A law was introduced in Victoria last year banning developers from entering into contracts longer than three years that would benefit them, unless it was a hotel or resort.
“The harsh reality of what we are seeing is that corporations pay very high and handsome wages for property managers and then pay extra for specialized maintenance services like electrical and gardening,” Ms Bos said.
Jason Carlson, who specializes in corporate law, said new contracts should be shortened because conducting reviews every five years is not enough to protect consumers.
“There’s still no bargaining power there… It denies bodies the ability to say, ‘No, we want a different model,’ or ‘We want more self-government,'” he said.
Mr Potter said shift communities should explore new contract terms and compensation plans that “remain attractive and support this industry”.
“However, the answer is not and cannot be to reduce a 25-year contract to 10 years. Banks cannot accept that risk, and mother-and-father operators certainly will not be able to support these repayments.”
Contract increases and vague terms
Mr Rawnsley said corporations are already exercising their right to vote when voting on whether to extend or “top up” contracts.

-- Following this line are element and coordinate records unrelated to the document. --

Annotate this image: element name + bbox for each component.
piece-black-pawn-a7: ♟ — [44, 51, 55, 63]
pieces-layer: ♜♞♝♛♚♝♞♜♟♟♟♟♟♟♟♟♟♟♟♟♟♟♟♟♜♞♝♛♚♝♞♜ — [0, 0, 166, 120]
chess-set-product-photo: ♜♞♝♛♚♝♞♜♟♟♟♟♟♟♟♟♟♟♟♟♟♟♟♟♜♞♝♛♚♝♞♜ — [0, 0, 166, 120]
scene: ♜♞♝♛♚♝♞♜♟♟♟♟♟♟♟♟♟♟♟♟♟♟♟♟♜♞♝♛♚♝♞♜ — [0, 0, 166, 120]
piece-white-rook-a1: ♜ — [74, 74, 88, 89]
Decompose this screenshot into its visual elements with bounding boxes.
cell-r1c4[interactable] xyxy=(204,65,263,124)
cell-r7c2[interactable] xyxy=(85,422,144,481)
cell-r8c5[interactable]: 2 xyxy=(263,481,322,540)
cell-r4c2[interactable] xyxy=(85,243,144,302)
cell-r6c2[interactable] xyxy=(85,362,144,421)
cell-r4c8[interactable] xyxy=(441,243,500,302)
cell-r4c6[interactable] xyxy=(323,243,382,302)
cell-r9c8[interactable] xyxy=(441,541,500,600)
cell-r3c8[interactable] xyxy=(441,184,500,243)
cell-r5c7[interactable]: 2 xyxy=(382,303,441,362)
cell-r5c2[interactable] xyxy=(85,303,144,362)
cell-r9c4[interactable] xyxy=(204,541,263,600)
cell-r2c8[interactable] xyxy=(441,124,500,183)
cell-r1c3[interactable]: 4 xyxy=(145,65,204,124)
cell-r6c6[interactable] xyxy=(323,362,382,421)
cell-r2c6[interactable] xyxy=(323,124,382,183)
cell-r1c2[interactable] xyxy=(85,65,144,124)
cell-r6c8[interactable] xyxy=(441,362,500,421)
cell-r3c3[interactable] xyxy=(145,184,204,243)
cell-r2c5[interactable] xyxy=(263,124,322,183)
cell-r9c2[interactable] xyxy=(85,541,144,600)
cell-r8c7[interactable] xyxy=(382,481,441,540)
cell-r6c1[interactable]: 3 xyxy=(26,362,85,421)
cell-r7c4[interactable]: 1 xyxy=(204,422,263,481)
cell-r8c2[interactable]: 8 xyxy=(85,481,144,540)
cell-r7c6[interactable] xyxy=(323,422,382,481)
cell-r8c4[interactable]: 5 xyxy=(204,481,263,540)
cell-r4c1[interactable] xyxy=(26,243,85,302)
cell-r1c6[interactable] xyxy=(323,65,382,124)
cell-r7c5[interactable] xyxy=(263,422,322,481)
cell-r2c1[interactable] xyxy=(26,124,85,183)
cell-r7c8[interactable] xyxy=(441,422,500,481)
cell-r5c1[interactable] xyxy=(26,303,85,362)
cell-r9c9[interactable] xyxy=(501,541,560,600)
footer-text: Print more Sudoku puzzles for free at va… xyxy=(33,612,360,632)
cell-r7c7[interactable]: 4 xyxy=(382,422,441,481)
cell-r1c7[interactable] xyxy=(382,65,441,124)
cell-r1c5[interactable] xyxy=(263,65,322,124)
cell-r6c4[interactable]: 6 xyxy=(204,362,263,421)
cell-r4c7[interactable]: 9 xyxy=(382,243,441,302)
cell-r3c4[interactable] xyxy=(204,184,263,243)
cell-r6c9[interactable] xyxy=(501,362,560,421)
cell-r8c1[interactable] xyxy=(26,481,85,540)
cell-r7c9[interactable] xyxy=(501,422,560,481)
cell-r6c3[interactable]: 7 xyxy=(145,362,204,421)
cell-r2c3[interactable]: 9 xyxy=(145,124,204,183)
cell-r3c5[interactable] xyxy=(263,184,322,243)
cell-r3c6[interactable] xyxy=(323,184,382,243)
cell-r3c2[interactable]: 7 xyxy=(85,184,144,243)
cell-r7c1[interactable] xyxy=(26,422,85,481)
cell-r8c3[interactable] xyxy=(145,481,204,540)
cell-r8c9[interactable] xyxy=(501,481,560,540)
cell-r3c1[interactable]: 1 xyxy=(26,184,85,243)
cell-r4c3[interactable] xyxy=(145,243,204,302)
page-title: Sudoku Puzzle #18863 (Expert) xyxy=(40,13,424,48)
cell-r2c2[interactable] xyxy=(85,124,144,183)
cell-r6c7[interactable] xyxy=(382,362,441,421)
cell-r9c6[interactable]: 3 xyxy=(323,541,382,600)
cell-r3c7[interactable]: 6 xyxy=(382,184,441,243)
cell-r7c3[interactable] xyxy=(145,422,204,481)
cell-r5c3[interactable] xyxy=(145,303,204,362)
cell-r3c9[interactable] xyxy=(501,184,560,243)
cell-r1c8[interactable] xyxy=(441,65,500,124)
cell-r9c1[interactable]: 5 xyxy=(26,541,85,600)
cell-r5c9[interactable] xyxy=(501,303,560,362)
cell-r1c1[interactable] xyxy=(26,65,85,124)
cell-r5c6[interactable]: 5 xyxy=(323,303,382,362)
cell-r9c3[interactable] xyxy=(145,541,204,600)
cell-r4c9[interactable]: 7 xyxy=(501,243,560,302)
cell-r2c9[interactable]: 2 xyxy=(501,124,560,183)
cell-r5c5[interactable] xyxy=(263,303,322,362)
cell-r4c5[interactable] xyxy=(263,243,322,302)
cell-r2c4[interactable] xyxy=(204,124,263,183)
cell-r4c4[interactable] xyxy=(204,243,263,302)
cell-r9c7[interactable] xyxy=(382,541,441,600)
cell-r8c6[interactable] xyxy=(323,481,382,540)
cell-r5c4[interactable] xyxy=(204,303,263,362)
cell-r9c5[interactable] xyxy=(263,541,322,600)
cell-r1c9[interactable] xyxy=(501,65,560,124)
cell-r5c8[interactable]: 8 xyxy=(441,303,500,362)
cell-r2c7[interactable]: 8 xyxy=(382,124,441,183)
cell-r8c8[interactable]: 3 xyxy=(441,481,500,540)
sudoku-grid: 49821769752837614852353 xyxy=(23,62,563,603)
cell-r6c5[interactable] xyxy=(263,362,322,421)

Ms McLaren said that was the case when the majority of her body voted to increase management fees and extend the manager’s contract to 2044.
“We’ve always tried to challenge it as best we can without shaking the boat. We’ve voted ‘no’ every time, but it never works,” she said.
“People are just complacent or don’t realize that the bulk of what we pay is the manager’s fees. Many owners don’t live here either, so they can top up the fees [body corporate fee] Increase through rent increases.”
The Strata Community Association has also called for more transparency regarding the disclosure of pre-existing corporate agreements with the property manager.
Barry Turner, director of Building Management Consultancy Services, said he conducts regular assessments of management services to resolve disputes between corporate bodies and property managers.
He said most disputes stem from the way contracts were originally drafted by developers in vague and ambiguous terms.
“There are different management rights for different types of buildings and we have seen them all being given generic management duties that are not relevant to the work being done.”